Learning from Imperfections: Predicting Structure and Thermodynamics from Atomic Imaging of Fluctuations

ACS Nano. 2019 Jan 22;13(1):718-727. doi: 10.1021/acsnano.8b07980. Epub 2019 Jan 10.

Abstract

In materials characterization, traditionally a single experimental sample is used to derive information about a single point in the composition space, while the imperfections, impurities, and stochastic details of material structure are deemed irrelevant or complicating factors in the analysis. Here we demonstrate that atomic-scale studies of a single nominal composition can provide information about microstructures and thermodynamic response over a finite area of chemical space.
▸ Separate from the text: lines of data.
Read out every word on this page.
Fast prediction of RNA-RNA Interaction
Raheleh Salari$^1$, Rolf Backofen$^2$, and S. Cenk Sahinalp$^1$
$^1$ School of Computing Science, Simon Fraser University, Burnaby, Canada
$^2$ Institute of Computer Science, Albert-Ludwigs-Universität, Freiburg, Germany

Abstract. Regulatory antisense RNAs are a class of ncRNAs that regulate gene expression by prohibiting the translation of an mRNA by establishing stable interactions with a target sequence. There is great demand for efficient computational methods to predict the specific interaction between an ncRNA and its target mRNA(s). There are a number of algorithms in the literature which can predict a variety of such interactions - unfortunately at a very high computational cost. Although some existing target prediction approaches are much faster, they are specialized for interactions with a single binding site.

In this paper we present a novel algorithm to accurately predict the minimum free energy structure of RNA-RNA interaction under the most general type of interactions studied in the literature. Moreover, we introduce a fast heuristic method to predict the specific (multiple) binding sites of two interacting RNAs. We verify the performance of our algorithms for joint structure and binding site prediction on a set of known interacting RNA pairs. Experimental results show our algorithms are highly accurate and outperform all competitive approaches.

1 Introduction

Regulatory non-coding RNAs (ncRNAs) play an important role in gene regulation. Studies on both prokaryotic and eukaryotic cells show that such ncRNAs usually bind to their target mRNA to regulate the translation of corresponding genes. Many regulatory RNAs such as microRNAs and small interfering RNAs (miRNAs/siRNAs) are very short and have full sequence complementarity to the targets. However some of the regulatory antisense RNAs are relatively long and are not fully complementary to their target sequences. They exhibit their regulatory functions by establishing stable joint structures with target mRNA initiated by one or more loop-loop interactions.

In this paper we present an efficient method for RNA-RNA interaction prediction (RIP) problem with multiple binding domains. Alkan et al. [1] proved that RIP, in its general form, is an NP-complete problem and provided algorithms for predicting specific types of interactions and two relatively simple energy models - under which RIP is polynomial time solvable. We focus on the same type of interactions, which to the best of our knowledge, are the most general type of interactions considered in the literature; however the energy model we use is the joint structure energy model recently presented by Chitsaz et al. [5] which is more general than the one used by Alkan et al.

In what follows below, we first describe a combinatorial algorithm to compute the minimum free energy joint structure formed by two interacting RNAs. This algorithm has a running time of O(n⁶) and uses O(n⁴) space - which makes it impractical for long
Using the principles of statistical inference, we develop a framework for incorporating structural fluctuations into statistical mechanical models and use it to solve the inverse problem of deriving effective interatomic interactions responsible for elemental segregation in a La5/8Ca3/8MnO3 thin film. The results are further analyzed by a variational autoencoder to detect anomalous behavior in the composition phase diagram. This study provides a framework for creating generative models from a combination of multiple experimental data and provides direct insight into the driving forces for cation segregation in manganites.

Keywords: generative model; manganite; scanning tunneling microscopy; segregation; statistical inference; thin film.